Ce que ce malaise du système américain met en lumière, c’est notamment le pouvoir malveillant des informations relayées par certains media, car les présidentes d’université mises en cause, les professeurs inquiets pour leur liberté, sont en quelque sorte les victimes de la manipulation de l’opinion. Le principal reproche adressé étant celui de ne pas verser dans la polarisation, dans le parti pris et la revendication affichée. Faute de s’exprimer fortement pour ou contre, comme le public le fait sur X par exemple, les personnes porteuses du savoir et de la connaissance académiques, garantes de l’esprit critique et du respect de la science, sont les premières visées par les populistes et certains mécènes. La véracité des informations propagées est au cœur des enjeux de société et du futur de la jeunesse. On l’a vu en France avec les débats autour de la vaccination contre le covid-19 ou des attaques contre les professeurs. Chaque fausse information peut ainsi remettre en question l’autorité de la science et du savoir.

Ne devrait-on pas s’alarmer que l’éducation soit ainsi à nouveau un enjeu politique visant à opposer les uns et les autres, quand l’accès à la connaissance devrait être universel et garanti pour tous ?

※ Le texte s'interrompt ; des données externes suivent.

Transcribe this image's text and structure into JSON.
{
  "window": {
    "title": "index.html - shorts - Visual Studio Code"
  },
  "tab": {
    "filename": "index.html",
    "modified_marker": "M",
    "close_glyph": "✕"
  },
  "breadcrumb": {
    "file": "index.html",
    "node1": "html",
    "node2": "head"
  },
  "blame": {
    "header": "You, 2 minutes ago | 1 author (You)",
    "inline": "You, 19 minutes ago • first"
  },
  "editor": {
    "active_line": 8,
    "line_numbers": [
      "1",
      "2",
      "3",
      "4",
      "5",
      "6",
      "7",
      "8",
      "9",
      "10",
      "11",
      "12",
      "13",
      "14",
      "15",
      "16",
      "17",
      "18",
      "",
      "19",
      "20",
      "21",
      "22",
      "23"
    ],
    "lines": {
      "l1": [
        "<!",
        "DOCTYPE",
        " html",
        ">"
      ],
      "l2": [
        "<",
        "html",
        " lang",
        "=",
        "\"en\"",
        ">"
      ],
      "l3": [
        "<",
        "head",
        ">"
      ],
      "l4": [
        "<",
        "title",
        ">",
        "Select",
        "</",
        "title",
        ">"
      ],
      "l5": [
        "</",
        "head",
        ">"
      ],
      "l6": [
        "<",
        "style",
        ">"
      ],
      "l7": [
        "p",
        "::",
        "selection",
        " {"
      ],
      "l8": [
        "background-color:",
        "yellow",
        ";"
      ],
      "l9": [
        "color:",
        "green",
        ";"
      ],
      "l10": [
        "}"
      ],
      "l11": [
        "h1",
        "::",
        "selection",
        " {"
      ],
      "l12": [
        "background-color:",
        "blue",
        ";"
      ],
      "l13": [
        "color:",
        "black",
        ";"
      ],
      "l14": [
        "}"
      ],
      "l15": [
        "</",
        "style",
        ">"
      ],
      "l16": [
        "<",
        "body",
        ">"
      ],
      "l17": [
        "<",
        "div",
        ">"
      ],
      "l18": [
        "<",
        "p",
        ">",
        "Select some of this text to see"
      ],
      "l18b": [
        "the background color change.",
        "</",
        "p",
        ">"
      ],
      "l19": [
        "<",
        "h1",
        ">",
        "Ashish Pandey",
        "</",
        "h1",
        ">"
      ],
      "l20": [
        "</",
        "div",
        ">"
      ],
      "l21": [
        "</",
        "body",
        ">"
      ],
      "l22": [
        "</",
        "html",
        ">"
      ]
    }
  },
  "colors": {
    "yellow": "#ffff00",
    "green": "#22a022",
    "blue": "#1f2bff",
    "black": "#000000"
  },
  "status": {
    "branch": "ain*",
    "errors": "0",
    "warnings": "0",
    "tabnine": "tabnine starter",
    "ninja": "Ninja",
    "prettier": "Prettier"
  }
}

Demain, les étudiants de Harvard seront-ils sélectionnés selon leur opinion politique, leur acceptation des valeurs affichées par les principaux sponsors de leur université ? Demain, les universités d’un État seront-elles contraintes dans leur fonctionnement, dans leurs choix pédagogiques, leurs travaux de recherche par les visées électoralistes d’un gouverneur ?

Ces réponses appartiennent aux citoyens américains, au sein de la plus grande démocratie occidentale, mais nous pouvons sans doute nous inspirer du débat créé pour mieux comprendre les vertus du système universitaire public à la française. La liberté d’expression est souvent revendiquée par les étudiants du monde entier, comme à Hong Kong ou Taïwan très récemment, mais qu’en est-il de la liberté pédagogique ?

Restons engagés pour garantir cette liberté !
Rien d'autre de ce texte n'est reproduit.